Focal passage: 1 Corinthians 8:1-13
I read a story about a woman named Annie. She had no family, lived alone, and had worked for 30 years at the same job. Her only companion was her cat.
When one cat died, she got another. Every year she was given four weeks of vacation leave, but she had never taken it nor had she ever taken a trip outside the town where she lived.
Many of her friends had asked her to go on trips with them, but she always replied, “I can’t leave my cat. He’s never been outside the house for any reason.”
Finally, a few of her friends planned a trip, made reservations for Annie, and confronted her with a demand that she go with them. They even arranged for Annie’s neighbor to take care of the cat.
Annie reluctantly agreed to go, but she gave explicit instructions to her neighbor: “Whatever you do, don’t let my cat outdoors. He has never been out in his life, and he would not know what to do.”
The neighbor heard nothing from Annie for two weeks, and then came a postcard which stated, “I am having a wonderful time. Please let my cat out.”
Our lesson this week is on “challenges.” Challenges inevitably demand changes. Unfortunately, we Baptists often find ourselves reluctant to change. The message of the church never changes, but the method for sharing that message must change as each new generation arises.
Several years ago an editorial in the Biblical Recorder caused me to change the way I was sharing the message of Jesus.

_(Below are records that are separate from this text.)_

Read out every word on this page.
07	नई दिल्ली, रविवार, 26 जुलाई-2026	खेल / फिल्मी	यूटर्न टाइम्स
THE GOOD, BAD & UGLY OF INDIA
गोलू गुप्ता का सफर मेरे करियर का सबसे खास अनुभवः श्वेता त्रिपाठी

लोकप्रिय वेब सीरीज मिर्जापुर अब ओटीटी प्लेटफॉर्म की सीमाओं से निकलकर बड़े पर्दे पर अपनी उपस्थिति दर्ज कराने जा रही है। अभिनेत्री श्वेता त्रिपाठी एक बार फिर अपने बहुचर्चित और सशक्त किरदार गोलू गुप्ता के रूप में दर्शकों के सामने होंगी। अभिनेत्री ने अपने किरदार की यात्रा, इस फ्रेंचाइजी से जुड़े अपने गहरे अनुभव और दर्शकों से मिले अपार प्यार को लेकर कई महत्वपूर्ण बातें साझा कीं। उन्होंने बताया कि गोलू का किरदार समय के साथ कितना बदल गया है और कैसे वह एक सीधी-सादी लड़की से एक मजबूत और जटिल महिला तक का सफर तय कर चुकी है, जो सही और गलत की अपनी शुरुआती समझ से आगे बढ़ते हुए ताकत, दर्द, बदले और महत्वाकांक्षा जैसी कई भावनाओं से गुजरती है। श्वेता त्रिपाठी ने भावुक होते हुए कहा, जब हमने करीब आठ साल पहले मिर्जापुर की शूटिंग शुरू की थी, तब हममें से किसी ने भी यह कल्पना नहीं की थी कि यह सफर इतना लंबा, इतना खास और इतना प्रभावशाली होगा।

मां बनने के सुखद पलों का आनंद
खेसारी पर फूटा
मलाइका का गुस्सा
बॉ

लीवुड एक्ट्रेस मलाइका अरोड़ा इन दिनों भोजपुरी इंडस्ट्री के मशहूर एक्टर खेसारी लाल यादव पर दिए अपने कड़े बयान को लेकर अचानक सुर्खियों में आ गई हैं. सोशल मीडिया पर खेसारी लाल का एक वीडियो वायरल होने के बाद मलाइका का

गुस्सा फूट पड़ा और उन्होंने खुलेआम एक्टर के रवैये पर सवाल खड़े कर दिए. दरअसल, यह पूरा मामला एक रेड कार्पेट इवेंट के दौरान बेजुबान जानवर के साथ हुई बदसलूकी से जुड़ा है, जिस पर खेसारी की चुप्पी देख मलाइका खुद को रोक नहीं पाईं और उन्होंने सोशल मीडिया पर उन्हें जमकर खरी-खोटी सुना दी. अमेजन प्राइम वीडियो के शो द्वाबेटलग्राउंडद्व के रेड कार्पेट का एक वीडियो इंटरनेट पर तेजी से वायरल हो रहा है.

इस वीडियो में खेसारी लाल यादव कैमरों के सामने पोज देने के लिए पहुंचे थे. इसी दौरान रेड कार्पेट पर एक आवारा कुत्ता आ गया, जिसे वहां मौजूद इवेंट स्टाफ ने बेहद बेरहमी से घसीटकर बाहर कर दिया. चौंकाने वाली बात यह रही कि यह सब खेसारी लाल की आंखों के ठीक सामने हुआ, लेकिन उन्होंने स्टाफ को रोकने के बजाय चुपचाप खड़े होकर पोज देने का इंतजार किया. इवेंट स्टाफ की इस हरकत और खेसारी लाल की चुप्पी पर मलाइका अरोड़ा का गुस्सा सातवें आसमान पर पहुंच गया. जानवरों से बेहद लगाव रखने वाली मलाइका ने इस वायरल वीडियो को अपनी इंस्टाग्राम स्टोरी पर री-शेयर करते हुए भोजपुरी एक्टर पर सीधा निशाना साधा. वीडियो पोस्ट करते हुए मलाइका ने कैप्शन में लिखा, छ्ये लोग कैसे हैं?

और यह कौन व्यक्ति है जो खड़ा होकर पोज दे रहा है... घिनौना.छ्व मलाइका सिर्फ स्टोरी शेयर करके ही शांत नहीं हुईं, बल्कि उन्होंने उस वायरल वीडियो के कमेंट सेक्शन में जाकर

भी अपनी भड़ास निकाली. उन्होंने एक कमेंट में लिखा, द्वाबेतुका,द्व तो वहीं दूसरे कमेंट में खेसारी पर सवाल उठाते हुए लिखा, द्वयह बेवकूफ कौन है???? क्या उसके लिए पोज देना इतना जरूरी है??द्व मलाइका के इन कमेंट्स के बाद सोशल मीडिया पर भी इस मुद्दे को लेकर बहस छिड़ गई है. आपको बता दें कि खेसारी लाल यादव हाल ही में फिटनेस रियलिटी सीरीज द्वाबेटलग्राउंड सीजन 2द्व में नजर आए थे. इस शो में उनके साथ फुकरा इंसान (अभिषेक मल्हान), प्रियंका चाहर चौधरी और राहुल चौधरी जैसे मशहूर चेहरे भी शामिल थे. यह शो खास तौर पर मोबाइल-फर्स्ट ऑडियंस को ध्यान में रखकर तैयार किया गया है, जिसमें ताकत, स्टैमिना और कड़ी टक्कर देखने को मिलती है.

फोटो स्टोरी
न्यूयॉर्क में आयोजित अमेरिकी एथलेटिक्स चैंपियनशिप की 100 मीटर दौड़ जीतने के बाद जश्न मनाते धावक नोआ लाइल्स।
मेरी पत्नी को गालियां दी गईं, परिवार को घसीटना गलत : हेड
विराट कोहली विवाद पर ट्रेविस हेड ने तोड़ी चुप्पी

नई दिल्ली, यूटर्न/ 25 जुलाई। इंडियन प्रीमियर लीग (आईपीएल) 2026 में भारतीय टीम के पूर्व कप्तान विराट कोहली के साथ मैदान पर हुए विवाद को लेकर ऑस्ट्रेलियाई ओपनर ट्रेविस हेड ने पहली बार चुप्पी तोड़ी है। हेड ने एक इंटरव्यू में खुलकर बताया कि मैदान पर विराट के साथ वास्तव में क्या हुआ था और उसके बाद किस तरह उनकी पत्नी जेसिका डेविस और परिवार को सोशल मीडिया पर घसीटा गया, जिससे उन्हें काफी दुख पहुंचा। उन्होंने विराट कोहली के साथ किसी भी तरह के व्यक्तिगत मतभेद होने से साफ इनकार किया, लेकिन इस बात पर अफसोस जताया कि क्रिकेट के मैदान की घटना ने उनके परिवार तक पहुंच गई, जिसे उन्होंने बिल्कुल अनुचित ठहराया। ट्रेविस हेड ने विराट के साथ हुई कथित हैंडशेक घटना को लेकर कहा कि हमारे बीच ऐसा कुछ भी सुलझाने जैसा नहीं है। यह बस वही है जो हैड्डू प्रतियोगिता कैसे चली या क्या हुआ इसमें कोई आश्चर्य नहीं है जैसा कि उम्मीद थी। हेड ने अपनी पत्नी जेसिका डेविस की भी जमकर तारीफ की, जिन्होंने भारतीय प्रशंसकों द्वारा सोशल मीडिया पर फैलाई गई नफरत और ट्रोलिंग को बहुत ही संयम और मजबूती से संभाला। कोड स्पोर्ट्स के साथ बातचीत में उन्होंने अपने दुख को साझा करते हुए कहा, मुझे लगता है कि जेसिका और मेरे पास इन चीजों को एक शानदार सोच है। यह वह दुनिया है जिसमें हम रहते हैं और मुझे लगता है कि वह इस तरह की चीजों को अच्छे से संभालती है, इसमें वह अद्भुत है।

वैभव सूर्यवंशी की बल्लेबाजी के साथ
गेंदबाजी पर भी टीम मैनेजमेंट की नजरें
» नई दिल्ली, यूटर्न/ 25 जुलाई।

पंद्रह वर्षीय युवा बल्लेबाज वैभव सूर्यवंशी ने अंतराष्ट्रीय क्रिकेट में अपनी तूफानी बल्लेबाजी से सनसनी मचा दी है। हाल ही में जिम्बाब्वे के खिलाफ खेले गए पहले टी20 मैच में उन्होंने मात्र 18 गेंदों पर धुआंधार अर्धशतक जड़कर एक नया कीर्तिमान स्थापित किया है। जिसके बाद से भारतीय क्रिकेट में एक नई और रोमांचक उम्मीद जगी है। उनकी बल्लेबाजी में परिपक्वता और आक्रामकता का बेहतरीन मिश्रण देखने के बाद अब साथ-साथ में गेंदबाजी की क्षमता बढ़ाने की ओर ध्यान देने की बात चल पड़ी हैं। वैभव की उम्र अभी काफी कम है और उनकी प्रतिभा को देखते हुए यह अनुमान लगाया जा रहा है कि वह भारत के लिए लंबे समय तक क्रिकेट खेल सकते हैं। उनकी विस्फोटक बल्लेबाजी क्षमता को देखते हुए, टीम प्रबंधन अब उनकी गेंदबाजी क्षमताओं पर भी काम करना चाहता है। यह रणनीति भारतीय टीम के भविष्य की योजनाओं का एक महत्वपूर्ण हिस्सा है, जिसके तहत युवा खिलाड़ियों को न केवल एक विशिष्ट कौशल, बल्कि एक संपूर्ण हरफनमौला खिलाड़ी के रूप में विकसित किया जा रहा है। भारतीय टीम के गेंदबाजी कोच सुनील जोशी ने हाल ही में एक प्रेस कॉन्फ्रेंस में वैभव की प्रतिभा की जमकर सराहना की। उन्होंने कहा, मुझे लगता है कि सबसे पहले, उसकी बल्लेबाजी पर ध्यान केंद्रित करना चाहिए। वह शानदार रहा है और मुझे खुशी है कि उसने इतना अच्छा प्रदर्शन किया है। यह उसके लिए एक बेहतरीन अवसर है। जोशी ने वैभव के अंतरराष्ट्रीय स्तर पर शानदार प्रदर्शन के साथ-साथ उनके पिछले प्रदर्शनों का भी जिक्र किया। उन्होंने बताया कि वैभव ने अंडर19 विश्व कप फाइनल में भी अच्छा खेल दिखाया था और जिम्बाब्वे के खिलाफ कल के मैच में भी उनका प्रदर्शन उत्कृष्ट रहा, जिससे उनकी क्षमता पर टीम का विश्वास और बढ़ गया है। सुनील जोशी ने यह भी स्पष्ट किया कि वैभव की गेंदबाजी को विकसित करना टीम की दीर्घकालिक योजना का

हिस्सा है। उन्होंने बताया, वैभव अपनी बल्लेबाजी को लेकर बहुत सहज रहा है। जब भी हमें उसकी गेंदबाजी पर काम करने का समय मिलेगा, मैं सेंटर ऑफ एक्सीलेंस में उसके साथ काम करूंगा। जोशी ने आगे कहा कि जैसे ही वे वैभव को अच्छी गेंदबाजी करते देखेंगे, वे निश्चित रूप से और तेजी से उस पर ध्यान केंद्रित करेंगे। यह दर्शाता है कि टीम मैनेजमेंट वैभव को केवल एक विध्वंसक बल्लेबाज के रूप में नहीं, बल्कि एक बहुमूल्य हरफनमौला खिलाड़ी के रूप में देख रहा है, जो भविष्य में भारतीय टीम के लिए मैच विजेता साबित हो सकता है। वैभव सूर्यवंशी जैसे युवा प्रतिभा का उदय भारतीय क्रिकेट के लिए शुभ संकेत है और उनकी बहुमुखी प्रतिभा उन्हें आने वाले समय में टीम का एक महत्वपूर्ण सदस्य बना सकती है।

The article stated that since 1980 the population of North Carolina had grown by 29 percent but membership in North Carolina Baptist churches had only grown by 5 percent. Why? Many churches are not adequately prepared to transition to the challenges of the future. We do not effectively understand the cultural shifts that surround us, and, therefore, we have not learned how to focus our message and our ministries through the lens of culture. The need exists to offer the gospel through new and innovative ways.
Our willingness to change is almost always contingent on our willingness to trust a Lord who says “Behold, I make all things new.” Faith is not a creed; it is a passion.
Our message is not a doctrine; it is a person. That person is our Lord. He is calling us to “follow me.” If we can begin a new journey with Jesus, then we may also find the courage to “let the cat out.”